You can see the look of fear on my face. When you know it’s going to be a hard 4+ hours…

This being our second attempt, and very clearly going for it, I was way more nervous the second time around. Unlike the first time, I had told a couple friends about it, so it felt more legit. And also, knowing our time from last time, we knew it was within reach — but that it would be painfully close, most likely. Julien kindly shepherded us to the start, and we did a warmup in the parking lot of Cypress Mountain, just like it was a race. We squandered as much time as we could until we just had to get going.
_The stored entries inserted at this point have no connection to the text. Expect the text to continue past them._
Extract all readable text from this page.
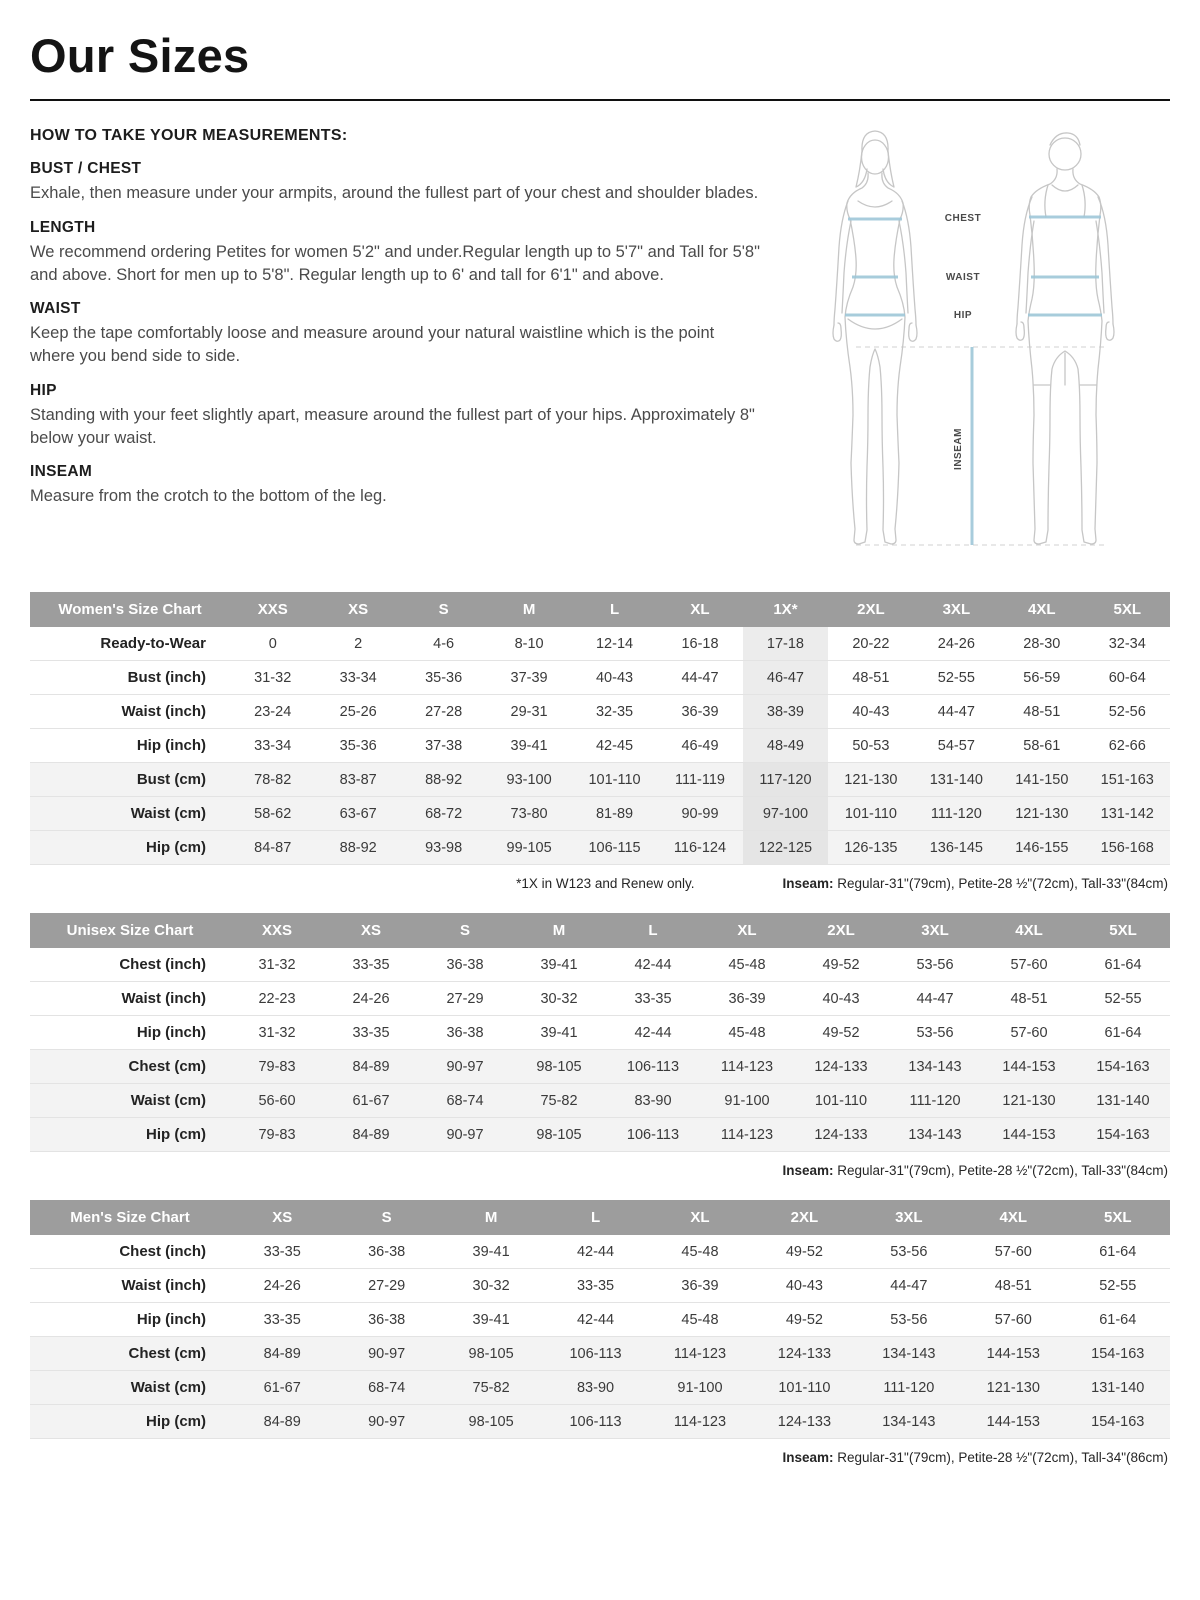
Our Sizes
HOW TO TAKE YOUR MEASUREMENTS:
BUST / CHEST

Exhale, then measure under your armpits, around the fullest part of your chest and shoulder blades.

LENGTH

We recommend ordering Petites for women 5'2" and under.Regular length up to 5'7" and Tall for 5'8" and above. Short for men up to 5'8". Regular length up to 6' and tall for 6'1" and above.

WAIST

Keep the tape comfortably loose and measure around your natural waistline which is the point where you bend side to side.

HIP

Standing with your feet slightly apart, measure around the fullest part of your hips. Approximately 8" below your waist.

INSEAM

Measure from the crotch to the bottom of the leg.

CHEST
WAIST
HIP
INSEAM
Women's Size Chart	XXS	XS	S	M	L	XL	1X*	2XL	3XL	4XL	5XL
Ready-to-Wear	0	2	4-6	8-10	12-14	16-18	17-18	20-22	24-26	28-30	32-34
Bust (inch)	31-32	33-34	35-36	37-39	40-43	44-47	46-47	48-51	52-55	56-59	60-64
Waist (inch)	23-24	25-26	27-28	29-31	32-35	36-39	38-39	40-43	44-47	48-51	52-56
Hip (inch)	33-34	35-36	37-38	39-41	42-45	46-49	48-49	50-53	54-57	58-61	62-66
Bust (cm)	78-82	83-87	88-92	93-100	101-110	111-119	117-120	121-130	131-140	141-150	151-163
Waist (cm)	58-62	63-67	68-72	73-80	81-89	90-99	97-100	101-110	111-120	121-130	131-142
Hip (cm)	84-87	88-92	93-98	99-105	106-115	116-124	122-125	126-135	136-145	146-155	156-168
*1X in W123 and Renew only.	Inseam: Regular-31"(79cm), Petite-28 ½"(72cm), Tall-33"(84cm)
Unisex Size Chart	XXS	XS	S	M	L	XL	2XL	3XL	4XL	5XL
Chest (inch)	31-32	33-35	36-38	39-41	42-44	45-48	49-52	53-56	57-60	61-64
Waist (inch)	22-23	24-26	27-29	30-32	33-35	36-39	40-43	44-47	48-51	52-55
Hip (inch)	31-32	33-35	36-38	39-41	42-44	45-48	49-52	53-56	57-60	61-64
Chest (cm)	79-83	84-89	90-97	98-105	106-113	114-123	124-133	134-143	144-153	154-163
Waist (cm)	56-60	61-67	68-74	75-82	83-90	91-100	101-110	111-120	121-130	131-140
Hip (cm)	79-83	84-89	90-97	98-105	106-113	114-123	124-133	134-143	144-153	154-163
Inseam: Regular-31"(79cm), Petite-28 ½"(72cm), Tall-33"(84cm)
Men's Size Chart	XS	S	M	L	XL	2XL	3XL	4XL	5XL
Chest (inch)	33-35	36-38	39-41	42-44	45-48	49-52	53-56	57-60	61-64
Waist (inch)	24-26	27-29	30-32	33-35	36-39	40-43	44-47	48-51	52-55
Hip (inch)	33-35	36-38	39-41	42-44	45-48	49-52	53-56	57-60	61-64
Chest (cm)	84-89	90-97	98-105	106-113	114-123	124-133	134-143	144-153	154-163
Waist (cm)	61-67	68-74	75-82	83-90	91-100	101-110	111-120	121-130	131-140
Hip (cm)	84-89	90-97	98-105	106-113	114-123	124-133	134-143	144-153	154-163
Inseam: Regular-31"(79cm), Petite-28 ½"(72cm), Tall-34"(86cm)
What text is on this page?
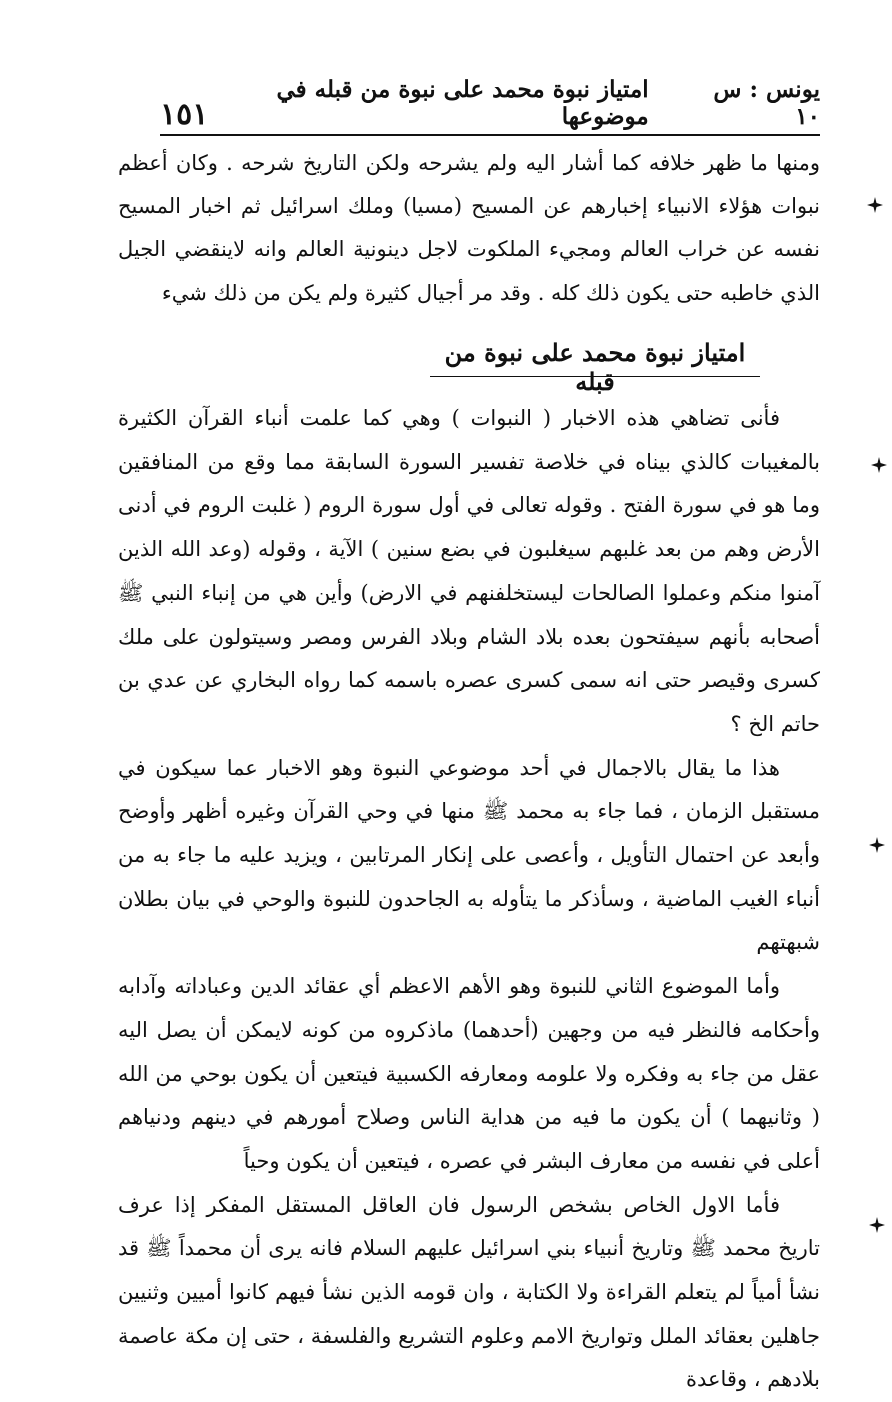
يونس : س ١٠
امتياز نبوة محمد على نبوة من قبله في موضوعها
١٥١

ومنها ما ظهر خلافه كما أشار اليه ولم يشرحه ولكن التاريخ شرحه . وكان أعظم نبوات هؤلاء الانبياء إخبارهم عن المسيح (مسيا) وملك اسرائيل ثم اخبار المسيح نفسه عن خراب العالم ومجيء الملكوت لاجل دينونية العالم وانه لاينقضي الجيل الذي خاطبه حتى يكون ذلك كله . وقد مر أجيال كثيرة ولم يكن من ذلك شيء

امتياز نبوة محمد على نبوة من قبله

فأنى تضاهي هذه الاخبار ( النبوات ) وهي كما علمت أنباء القرآن الكثيرة بالمغيبات كالذي بيناه في خلاصة تفسير السورة السابقة مما وقع من المنافقين وما هو في سورة الفتح . وقوله تعالى في أول سورة الروم ( غلبت الروم في أدنى الأرض وهم من بعد غلبهم سيغلبون في بضع سنين ) الآية ، وقوله (وعد الله الذين آمنوا منكم وعملوا الصالحات ليستخلفنهم في الارض) وأين هي من إنباء النبي ﷺ أصحابه بأنهم سيفتحون بعده بلاد الشام وبلاد الفرس ومصر وسيتولون على ملك كسرى وقيصر حتى انه سمى كسرى عصره باسمه كما رواه البخاري عن عدي بن حاتم الخ ؟

هذا ما يقال بالاجمال في أحد موضوعي النبوة وهو الاخبار عما سيكون في مستقبل الزمان ، فما جاء به محمد ﷺ منها في وحي القرآن وغيره أظهر وأوضح وأبعد عن احتمال التأويل ، وأعصى على إنكار المرتابين ، ويزيد عليه ما جاء به من أنباء الغيب الماضية ، وسأذكر ما يتأوله به الجاحدون للنبوة والوحي في بيان بطلان شبهتهم

وأما الموضوع الثاني للنبوة وهو الأهم الاعظم أي عقائد الدين وعباداته وآدابه وأحكامه فالنظر فيه من وجهين (أحدهما) ماذكروه من كونه لايمكن أن يصل اليه عقل من جاء به وفكره ولا علومه ومعارفه الكسبية فيتعين أن يكون بوحي من الله ( وثانيهما ) أن يكون ما فيه من هداية الناس وصلاح أمورهم في دينهم ودنياهم أعلى في نفسه من معارف البشر في عصره ، فيتعين أن يكون وحياً

فأما الاول الخاص بشخص الرسول فان العاقل المستقل المفكر إذا عرف تاريخ محمد ﷺ وتاريخ أنبياء بني اسرائيل عليهم السلام فانه يرى أن محمداً ﷺ قد نشأ أمياً لم يتعلم القراءة ولا الكتابة ، وان قومه الذين نشأ فيهم كانوا أميين وثنيين جاهلين بعقائد الملل وتواريخ الامم وعلوم التشريع والفلسفة ، حتى إن مكة عاصمة بلادهم ، وقاعدة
Julien walked us over to the start, took one of our only photos of the day (I look terrified), then we started our watches and away we went, into the forest, no turning back.

We knew that we had gone out too slow at the start last time, so we had to up the pace right from the get go, which sucked. That beginning section to St. Mark’s is tough, especially when you have a long way to go afterwards, and when you’re following Sam Drove’s bleeding pace. I was breathing hard from the start, both from the effort, and from the crazy race-like excitement.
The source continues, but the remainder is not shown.